Production Team Report 2010-03-29

From GridPP Wiki
Jump to: navigation, search

RAL Tier1 Production Team Report for 29th March 2010.

AoD This Week

Mon & Tues: Tiju Wed: Ian Thu: Gareth Fri: N/A

Last Week (15-19 March)

  • All: Training on batch system, training on CMS monitoring.
  • Gareth: AoD (<1 day), Still preparing presentation for OpenDay
  • John: AoD (3+ days) Tour training, Fixed CMS migrations, Looked at atlas file transfer problems, Fixed weathermap emails, Added disk servers to nagios,

Discovered ld.so.conf problems on gdss346, Deployed a disk server.

  • Tiju: Dashboard work, Deployed disk server, updated Tier1 oncall contact list.

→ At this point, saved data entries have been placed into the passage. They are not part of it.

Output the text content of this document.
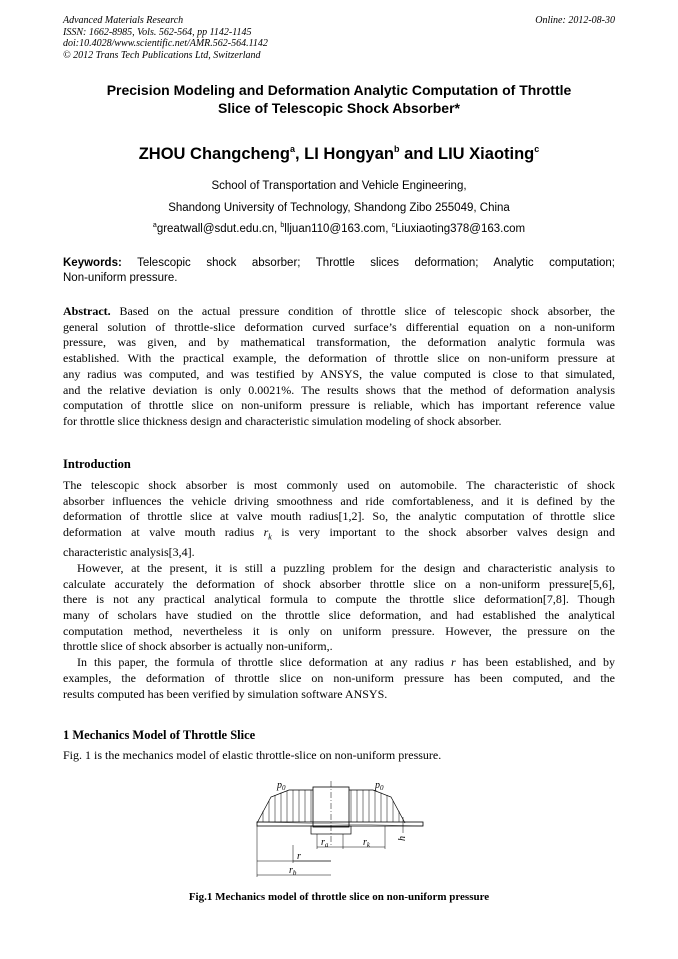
Advanced Materials Research
ISSN: 1662-8985, Vols. 562-564, pp 1142-1145
doi:10.4028/www.scientific.net/AMR.562-564.1142
© 2012 Trans Tech Publications Ltd, Switzerland
Online: 2012-08-30
Precision Modeling and Deformation Analytic Computation of Throttle
Slice of Telescopic Shock Absorber*
ZHOU Changcheng$^a$, LI Hongyan$^b$ and LIU Xiaoting$^c$
School of Transportation and Vehicle Engineering,
Shandong University of Technology, Shandong Zibo 255049, China
$^a$greatwall@sdut.edu.cn, $^b$lljuan110@163.com, $^c$Liuxiaoting378@163.com
Keywords: Telescopic shock absorber; Throttle slices deformation; Analytic computation;
Non-uniform pressure.
Abstract. Based on the actual pressure condition of throttle slice of telescopic shock absorber, the
general solution of throttle-slice deformation curved surface’s differential equation on a non-uniform
pressure, was given, and by mathematical transformation, the deformation analytic formula was
established. With the practical example, the deformation of throttle slice on non-uniform pressure at
any radius was computed, and was testified by ANSYS, the value computed is close to that simulated,
and the relative deviation is only 0.0021%. The results shows that the method of deformation analysis
computation of throttle slice on non-uniform pressure is reliable, which has important reference value
for throttle slice thickness design and characteristic simulation modeling of shock absorber.
Introduction
The telescopic shock absorber is most commonly used on automobile. The characteristic of shock
absorber influences the vehicle driving smoothness and ride comfortableness, and it is defined by the
deformation of throttle slice at valve mouth radius[1,2]. So, the analytic computation of throttle slice
deformation at valve mouth radius $r_k$ is very important to the shock absorber valves design and
characteristic analysis[3,4].
However, at the present, it is still a puzzling problem for the design and characteristic analysis to
calculate accurately the deformation of shock absorber throttle slice on a non-uniform pressure[5,6],
there is not any practical analytical formula to compute the throttle slice deformation[7,8]. Though
many of scholars have studied on the throttle slice deformation, and had established the analytical
computation method, nevertheless it is only on uniform pressure. However, the pressure on the
throttle slice of shock absorber is actually non-uniform,.
In this paper, the formula of throttle slice deformation at any radius r has been established, and by
examples, the deformation of throttle slice on non-uniform pressure has been computed, and the
results computed has been verified by simulation software ANSYS.
1 Mechanics Model of Throttle Slice
Fig. 1 is the mechanics model of elastic throttle-slice on non-uniform pressure.
$p_0$	$p_0$
$r_a$	$r_k$
r
$r_b$
h
Fig.1 Mechanics model of throttle slice on non-uniform pressure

Changes to Operating procedures

  • The Tier1 contacts list has been separated out from the on-call rota. Please check at: https://wiki.e-science.cclrc.ac.uk/web1/bin/view/EScienceInternal/ContactList
  • Open Day (Tuesday):
    • Significant number of staff either giving talks or leading tours. Ask for one member of each team to be present in office area keeping an eye on things.
    • All staff to check contact details on Wiki up-to-date.
    • Staff (primarily those not giving talks or tours) to remain vigilant, looking for failures in their areas to ensure rapid response should there be any issues.
    • Staff (where appropriate) have mobile phones on (and charged!)
    • Restart Puppetmaster before the Open Day itself (Monday early afternoon) as this is known to degrade over time.
    • Note that racks in machine room will be locked for tours. (Fabric staff have keys.)
  • Easter preparations.
    • This is effectively a four-day weekend. Run ‘on-call’ as per a usual weekend.
    • Fabric on-call (James A) will make a check (remotely unless on-site intervention needed) on disk failures part way through weekend.
    • On Thursday afternoon carry out the usual checks ahead of a weekend, checking there are no ‘loose ends’ etc. Check migration candidates flushed out.

Declared Outages in GOC DB

  • Today (Monday) - At Risk on Castor for LSF license key update.

Advanced Warning

  • Ongoing: Upgrade SL5 worker nodes to SL 5.4.